As already mentioned, though, a self-build mortgage is different in that the advance is released to you in instalments:

  • the first instalment may be advanced to allow you to buy the land, for example – which is also your first opportunity to enjoy some of the cost savings in a self-build. You only pay stamp duty on the purchase of the land – and if it cost less than the threshold of £125,000, you pay no tax at all;
  • a further instalment is likely to be paid over once the foundations have been laid;
  • more instalments follow as the building project progresses and the roof is added;
  • penultimate payments may be made when the roof is sealed, and the inside walls have been plastered; and

You need to pay particular attention to the fact that your mortgage lender will only release instalments when agreed phases of the building project have been completed – partly to ensure that the money advanced is only for building your house. If you go over budget, that is your responsibility since the lender is unlikely to advance any further instalments until completion of the one in hand – whatever the eventual cost.

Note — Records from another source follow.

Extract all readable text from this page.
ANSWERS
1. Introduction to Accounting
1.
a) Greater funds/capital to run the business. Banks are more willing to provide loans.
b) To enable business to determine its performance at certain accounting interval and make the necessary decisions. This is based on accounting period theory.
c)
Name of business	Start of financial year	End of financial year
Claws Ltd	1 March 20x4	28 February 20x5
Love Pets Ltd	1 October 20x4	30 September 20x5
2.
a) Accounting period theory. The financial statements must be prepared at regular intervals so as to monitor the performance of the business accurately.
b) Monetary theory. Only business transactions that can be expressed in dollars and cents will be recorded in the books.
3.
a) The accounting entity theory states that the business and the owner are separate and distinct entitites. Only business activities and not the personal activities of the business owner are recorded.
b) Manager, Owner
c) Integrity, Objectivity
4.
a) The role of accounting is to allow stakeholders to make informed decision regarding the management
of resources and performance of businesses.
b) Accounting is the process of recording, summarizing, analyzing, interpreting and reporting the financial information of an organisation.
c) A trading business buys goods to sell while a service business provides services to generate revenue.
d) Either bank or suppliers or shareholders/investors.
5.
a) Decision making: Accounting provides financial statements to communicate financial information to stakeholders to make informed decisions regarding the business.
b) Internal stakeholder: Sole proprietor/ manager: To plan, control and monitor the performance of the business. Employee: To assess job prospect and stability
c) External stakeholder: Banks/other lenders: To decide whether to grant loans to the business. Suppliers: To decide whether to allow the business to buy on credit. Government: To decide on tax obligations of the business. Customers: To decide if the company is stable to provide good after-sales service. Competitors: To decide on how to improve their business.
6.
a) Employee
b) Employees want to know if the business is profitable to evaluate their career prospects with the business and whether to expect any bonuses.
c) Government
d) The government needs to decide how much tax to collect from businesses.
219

Can you get a self-build mortgage as a first-time buyer?

In terms of eligibility and qualification, self-build mortgages are treated in much the same way as any other mortgage application – including those from first-time buyers.

The size of your deposit is clearly critical – it helps the lender to determine the loan to value (LTV) ratio of the mortgage – as is your ability to meet the lender’s affordability criteria and stress tests.


Who offers self-build mortgages?

Although self-build mortgages are offered by a reasonably wide range of lenders, the pool is probably smaller than you would otherwise find.

To ensure that you maintain as wide a choice as possible, and can identify the most competitive offers, therefore, you might want to consult a reputable mortgage broker.


What are the rates like on self-build mortgages?

Your mortgage broker is also likely to advise upon the prevailing interest rates you might expect of a self-build mortgage.

These rates are likely to be higher than those for a standard mortgage – since the lender is likely to consider self-build a higher risk. Nevertheless, the actual rate you are offered, of course, depends on a range of factors, not least of which is the size of the deposit you offer (a minimum of 15% is suggested in an article in Build It magazine on the 29th of July 2020).


How much can I borrow with a self-build mortgage?

As with any mortgage application, the maximum amount you may borrow for a self-build mortgage depends entirely on your individual financial circumstances – principally, your income, the deposit you have to offer, your ongoing expenses, existing borrowing and credit, and creditworthiness.

The lender’s calculation on the affordability of any mortgage is also influenced by the loan to value (LTV) ratio they are prepared to offer. By way of illustration, the Halifax Building Society is prepared to consider advances equivalent to an LTV of 75%. In other words, you would need to find at least 25% of the cost of buying the land, and to cover the cost of materials, and the payment of builders and contractors.


What are the benefits of a self-build mortgage?

A self-build mortgage allows you to build your dream home. A one-off. A unique home that you have designed and built yourself.

The self-build mortgage lets you do that – and one of the (potentially huge) benefits of self-build is that your liability for stamp duty is likely to be limited to the purchase of the land alone. And stamp duty on the purchase of the land only begins to kick in above the threshold of £125,000.

The other benefit is that your home is likely to be worth a lot more when it’s finished than what you’ve spent on building it and buying the land.



Although a reasonable number of leading banks and building societies offer self-build mortgages, they may be fewer and further between than standard mortgages. Lenders might consider them higher risk and you may, therefore, have to pay a slightly higher rate of interest.

To ensure that you identify the most favourable and competitively priced self-build mortgage deals on the market, therefore, you might want to consult a specialist mortgage broker.